Most employers are familiar with the obligation to consult collectively with employees where there is a proposal to “dismiss as redundant” 20 or more people within a 90 day period. The meaning of "redundancy" for these purposes has always been wider than the more familiar definition used for the purposes of statutory redundancy payments. For example, it has long been recognised that imposing changes to employees' terms and conditions through termination and re-engagement falls within the scope.
In the recent case of Pujante Rivera v Gestora Clubs, the European Court of Justice confirmed that the definition is wide enough to include a situation where an employee could resign in response to the employer’s unilateral imposition of changes to their terms and conditions. The decision serves as a useful reminder to employers who are considering making significant changes to employees’ contractual terms that they should anticipate potential resignations when calculating the number of dismissals for the purposes of collective consultation.

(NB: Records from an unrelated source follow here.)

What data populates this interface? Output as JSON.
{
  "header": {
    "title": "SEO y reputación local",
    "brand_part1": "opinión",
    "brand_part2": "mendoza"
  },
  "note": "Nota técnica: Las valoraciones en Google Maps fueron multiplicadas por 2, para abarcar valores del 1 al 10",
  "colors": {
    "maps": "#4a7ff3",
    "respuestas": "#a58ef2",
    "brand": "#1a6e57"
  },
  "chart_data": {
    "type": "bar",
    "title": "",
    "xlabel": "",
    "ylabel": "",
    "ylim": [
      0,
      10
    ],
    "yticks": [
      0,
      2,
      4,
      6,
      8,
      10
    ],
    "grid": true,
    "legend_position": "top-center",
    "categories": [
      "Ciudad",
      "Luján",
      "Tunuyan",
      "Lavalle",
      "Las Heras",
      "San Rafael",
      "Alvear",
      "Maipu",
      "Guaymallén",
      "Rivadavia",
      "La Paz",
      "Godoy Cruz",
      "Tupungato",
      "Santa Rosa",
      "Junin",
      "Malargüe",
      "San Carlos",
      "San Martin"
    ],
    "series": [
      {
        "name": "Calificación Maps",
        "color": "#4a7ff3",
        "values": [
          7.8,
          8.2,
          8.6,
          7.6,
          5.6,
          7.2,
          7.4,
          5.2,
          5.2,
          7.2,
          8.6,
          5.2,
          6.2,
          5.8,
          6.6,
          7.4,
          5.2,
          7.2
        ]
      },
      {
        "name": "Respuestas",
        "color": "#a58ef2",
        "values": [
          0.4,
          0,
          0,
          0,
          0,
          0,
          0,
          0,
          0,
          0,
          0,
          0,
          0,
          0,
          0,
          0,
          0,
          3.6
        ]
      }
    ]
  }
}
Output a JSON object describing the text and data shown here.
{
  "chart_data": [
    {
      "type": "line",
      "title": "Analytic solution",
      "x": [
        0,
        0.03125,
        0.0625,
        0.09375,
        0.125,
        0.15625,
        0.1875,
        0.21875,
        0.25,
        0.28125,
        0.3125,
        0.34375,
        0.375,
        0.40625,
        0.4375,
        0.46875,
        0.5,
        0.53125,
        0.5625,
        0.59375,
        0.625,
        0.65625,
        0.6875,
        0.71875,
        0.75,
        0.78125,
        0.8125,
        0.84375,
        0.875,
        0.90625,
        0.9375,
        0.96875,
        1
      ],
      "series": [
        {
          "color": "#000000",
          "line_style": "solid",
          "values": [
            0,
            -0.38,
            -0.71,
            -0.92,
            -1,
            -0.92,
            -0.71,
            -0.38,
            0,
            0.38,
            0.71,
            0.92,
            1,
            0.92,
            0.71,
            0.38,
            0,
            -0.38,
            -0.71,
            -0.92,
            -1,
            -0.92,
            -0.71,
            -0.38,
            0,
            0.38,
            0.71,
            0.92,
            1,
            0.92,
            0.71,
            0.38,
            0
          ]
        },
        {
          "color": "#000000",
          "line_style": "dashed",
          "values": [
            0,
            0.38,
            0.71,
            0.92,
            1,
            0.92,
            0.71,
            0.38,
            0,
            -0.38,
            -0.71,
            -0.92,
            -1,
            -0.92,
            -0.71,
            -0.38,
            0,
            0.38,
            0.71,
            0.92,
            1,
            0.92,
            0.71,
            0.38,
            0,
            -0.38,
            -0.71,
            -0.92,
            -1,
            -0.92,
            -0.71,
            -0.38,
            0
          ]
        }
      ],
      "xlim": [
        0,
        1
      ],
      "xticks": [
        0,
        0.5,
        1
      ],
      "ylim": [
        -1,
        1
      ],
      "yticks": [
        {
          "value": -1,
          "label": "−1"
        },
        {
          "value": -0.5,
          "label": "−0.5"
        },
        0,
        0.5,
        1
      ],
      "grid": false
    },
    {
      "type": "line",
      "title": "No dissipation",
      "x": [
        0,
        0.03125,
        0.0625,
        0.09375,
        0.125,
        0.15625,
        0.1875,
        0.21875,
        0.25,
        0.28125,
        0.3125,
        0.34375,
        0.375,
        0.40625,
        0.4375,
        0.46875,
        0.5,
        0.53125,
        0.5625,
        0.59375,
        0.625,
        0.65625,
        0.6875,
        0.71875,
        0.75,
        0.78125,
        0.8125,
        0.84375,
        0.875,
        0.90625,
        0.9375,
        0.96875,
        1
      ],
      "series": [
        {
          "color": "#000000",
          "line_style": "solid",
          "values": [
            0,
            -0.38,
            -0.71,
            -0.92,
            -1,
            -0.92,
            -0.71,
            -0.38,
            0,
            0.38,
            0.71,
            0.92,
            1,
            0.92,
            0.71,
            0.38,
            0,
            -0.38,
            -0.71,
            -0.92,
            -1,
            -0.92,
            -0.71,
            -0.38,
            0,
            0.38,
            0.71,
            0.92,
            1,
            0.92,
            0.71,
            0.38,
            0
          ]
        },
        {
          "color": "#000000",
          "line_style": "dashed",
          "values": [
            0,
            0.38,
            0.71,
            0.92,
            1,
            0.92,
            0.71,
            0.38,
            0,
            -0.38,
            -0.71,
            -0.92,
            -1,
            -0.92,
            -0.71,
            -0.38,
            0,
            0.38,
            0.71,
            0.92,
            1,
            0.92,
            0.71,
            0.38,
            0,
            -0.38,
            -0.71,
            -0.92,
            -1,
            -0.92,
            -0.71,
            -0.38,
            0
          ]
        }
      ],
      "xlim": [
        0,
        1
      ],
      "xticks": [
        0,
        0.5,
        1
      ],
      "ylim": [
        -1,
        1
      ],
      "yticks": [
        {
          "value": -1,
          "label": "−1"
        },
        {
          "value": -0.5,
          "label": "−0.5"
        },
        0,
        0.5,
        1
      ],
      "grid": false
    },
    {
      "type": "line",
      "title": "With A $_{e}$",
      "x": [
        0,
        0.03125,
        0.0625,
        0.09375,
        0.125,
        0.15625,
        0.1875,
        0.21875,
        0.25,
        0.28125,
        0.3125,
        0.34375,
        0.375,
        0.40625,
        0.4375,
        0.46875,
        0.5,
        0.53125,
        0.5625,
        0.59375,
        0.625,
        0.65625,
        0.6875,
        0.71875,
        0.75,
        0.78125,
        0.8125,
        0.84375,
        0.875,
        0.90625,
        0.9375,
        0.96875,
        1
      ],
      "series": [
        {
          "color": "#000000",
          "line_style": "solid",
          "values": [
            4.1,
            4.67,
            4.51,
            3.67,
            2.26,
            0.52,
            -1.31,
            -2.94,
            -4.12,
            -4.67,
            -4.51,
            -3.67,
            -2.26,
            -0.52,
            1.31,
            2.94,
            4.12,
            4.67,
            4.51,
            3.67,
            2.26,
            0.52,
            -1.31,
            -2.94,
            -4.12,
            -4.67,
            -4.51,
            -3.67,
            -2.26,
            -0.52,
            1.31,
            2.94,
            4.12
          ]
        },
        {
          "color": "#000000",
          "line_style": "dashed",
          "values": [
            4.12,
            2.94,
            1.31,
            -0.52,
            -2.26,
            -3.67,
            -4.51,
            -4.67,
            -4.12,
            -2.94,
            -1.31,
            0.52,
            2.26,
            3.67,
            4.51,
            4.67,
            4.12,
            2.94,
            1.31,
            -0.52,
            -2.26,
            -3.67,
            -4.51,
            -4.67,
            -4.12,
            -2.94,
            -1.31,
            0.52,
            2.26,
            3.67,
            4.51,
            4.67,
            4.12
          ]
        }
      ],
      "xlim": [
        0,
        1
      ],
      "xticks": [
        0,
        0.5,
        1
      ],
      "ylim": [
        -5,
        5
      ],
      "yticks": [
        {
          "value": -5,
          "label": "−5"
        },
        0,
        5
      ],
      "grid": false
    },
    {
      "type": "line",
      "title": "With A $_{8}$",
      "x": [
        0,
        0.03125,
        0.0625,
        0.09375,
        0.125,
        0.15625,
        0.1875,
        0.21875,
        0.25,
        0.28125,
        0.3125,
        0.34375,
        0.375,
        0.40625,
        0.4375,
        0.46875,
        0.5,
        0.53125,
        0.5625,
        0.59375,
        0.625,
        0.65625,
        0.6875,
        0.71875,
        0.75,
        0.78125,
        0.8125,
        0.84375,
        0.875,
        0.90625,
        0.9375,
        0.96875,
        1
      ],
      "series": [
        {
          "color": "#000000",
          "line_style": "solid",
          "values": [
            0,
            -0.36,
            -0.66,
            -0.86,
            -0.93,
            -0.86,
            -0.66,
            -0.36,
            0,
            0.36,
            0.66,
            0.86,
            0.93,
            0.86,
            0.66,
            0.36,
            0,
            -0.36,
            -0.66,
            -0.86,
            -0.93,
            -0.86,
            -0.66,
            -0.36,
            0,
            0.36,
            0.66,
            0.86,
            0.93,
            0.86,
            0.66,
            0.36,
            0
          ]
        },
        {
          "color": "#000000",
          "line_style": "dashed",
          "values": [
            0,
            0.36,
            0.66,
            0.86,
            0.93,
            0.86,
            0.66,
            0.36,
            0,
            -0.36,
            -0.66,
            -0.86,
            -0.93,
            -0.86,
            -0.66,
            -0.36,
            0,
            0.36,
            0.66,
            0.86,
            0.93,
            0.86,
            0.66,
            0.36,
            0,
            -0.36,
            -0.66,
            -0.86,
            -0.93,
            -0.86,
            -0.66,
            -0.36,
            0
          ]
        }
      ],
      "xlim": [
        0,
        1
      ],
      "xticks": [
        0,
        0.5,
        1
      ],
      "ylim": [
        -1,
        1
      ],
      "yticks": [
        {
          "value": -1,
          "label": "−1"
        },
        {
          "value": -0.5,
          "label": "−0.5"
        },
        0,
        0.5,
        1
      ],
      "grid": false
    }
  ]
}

This may be obvious when the proposed change is drastic and clearly detrimental, such as a pay cut, but employers should also be alive to the possibility of resignations in response to seemingly less fundamental changes, for example, to shift patterns. If an employee resigns as a consequence, even if that employee receives a payment of compensation (as was the case in Pujante), the resignation may need to be treated as a “redundancy”. Employers should take care to ensure they prepare carefully before commencing an exercise of this nature to avoid falling foul of the onerous collective consultation obligations and risking exposure to “protective awards” of up to 90 days uncapped pay per employee.